We ran task-based testing with 6 TAMs on the old framework and V2 using three tasks: determine whether a shipment is late, locate the pickup agent's contact, trace the route from origin to destination.

Small sample caveat: 6 internal power users under controlled conditions. Not production measurement. Take the numbers as directional signals, not proof.

4.5x faster

Time to answer "Is this shipment late?" dropped from 18s to 4s

0 Ctrl+F

Zero participants searched on V2. Two of six did on V1

1st fold

Route visible without scrolling. Previously required 3 scrolls

Same data. Different comprehension speed.

Protecting the system

Semantic systems are harder to govern than visual ones. I put a gate in place: new detail types require joint design-engineering review, must demonstrate reuse across at least two entities, and cannot duplicate existing capabilities. Three of the first four requests were rejected.

What I'd do differently

Instrument production. Task-based testing told us the framework worked under controlled conditions. Heatmaps and time-on-task data in production would have told us how it performed under real cognitive load, across all user types, at scale.

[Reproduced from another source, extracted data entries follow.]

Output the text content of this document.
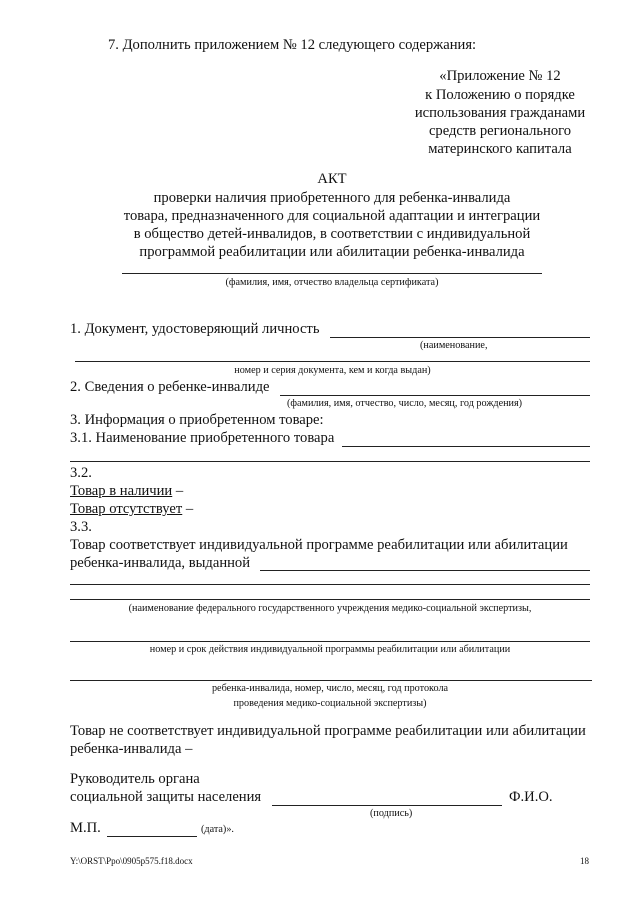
7. Дополнить приложением № 12 следующего содержания:
«Приложение № 12
к Положению о порядке
использования гражданами
средств регионального
материнского капитала
АКТ
проверки наличия приобретенного для ребенка-инвалида
товара, предназначенного для социальной адаптации и интеграции
в общество детей-инвалидов, в соответствии с индивидуальной
программой реабилитации или абилитации ребенка-инвалида
(фамилия, имя, отчество владельца сертификата)
1. Документ, удостоверяющий личность
(наименование,
номер и серия документа, кем и когда выдан)
2. Сведения о ребенке-инвалиде
(фамилия, имя, отчество, число, месяц, год рождения)
3. Информация о приобретенном товаре:
3.1. Наименование приобретенного товара
3.2.
Товар в наличии –
Товар отсутствует –
3.3.
Товар соответствует индивидуальной программе реабилитации или абилитации
ребенка-инвалида, выданной
(наименование федерального государственного учреждения медико-социальной экспертизы,
номер и срок действия индивидуальной программы реабилитации или абилитации
ребенка-инвалида, номер, число, месяц, год протокола
проведения медико-социальной экспертизы)
Товар не соответствует индивидуальной программе реабилитации или абилитации
ребенка-инвалида –
Руководитель органа
социальной защиты населения	Ф.И.О.
(подпись)
М.П.	(дата)».
Y:\ORST\Ppo\0905p575.f18.docx	18
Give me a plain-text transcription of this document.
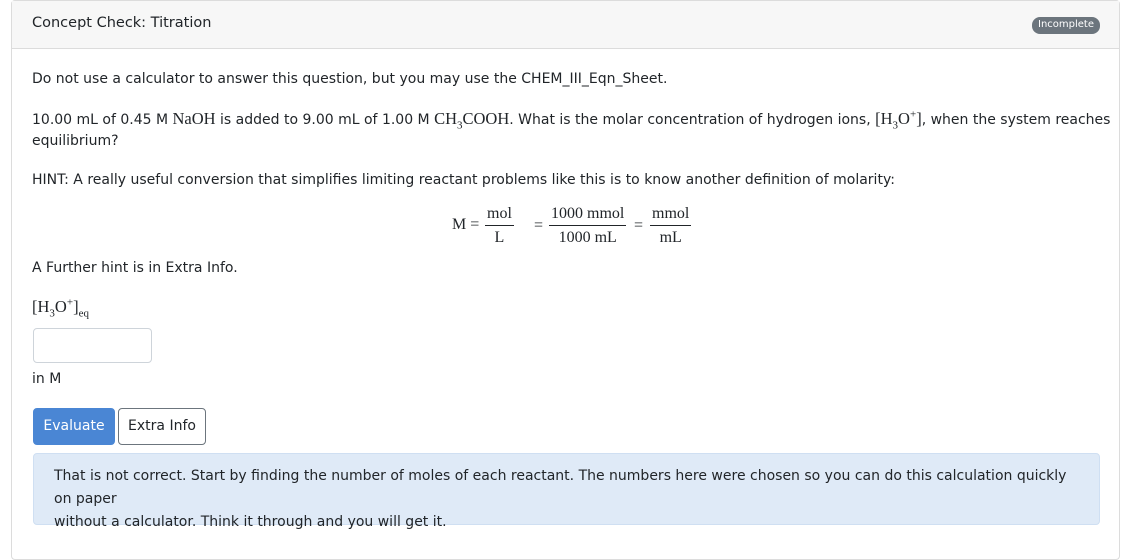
Concept Check: Titration	Incomplete
Do not use a calculator to answer this question, but you may use the CHEM_III_Eqn_Sheet.
10.00 mL of 0.45 M NaOH is added to 9.00 mL of 1.00 M $CH_3COOH$. What is the molar concentration of hydrogen ions, $[H_3O^+]$, when the system reaches
equilibrium?
HINT: A really useful conversion that simplifies limiting reactant problems like this is to know another definition of molarity:
M =
mol
L
=
1000 mmol
1000 mL
=
mmol
mL
A Further hint is in Extra Info.
$[H_3O^+]_{eq}$
in M
Evaluate	Extra Info
That is not correct. Start by finding the number of moles of each reactant. The numbers here were chosen so you can do this calculation quickly on paper
without a calculator. Think it through and you will get it.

Test with dispatchers, not just TAMs. TAMs are power users. The people making 40-50 decisions a day under real time pressure might have surfaced problems the controlled tests didn't.

What this changed

Engineering adopted the framework as the default pattern for any new entity. PMs stopped requesting custom pages and started defining entity semantics instead. New entities no longer start with a design conversation. They start with a schema question: what does this data mean, and how should the system express it.

Before, the schema rendered data. After, the schema communicates meaning. That distinction is what scales.

Detail pages stopped being a design problem. They became a reusable platform capability.

The unexpected lesson: the same change that helped experienced users find information faster helped new users learn the system faster. We optimized for recognition. We accidentally unlocked learnability.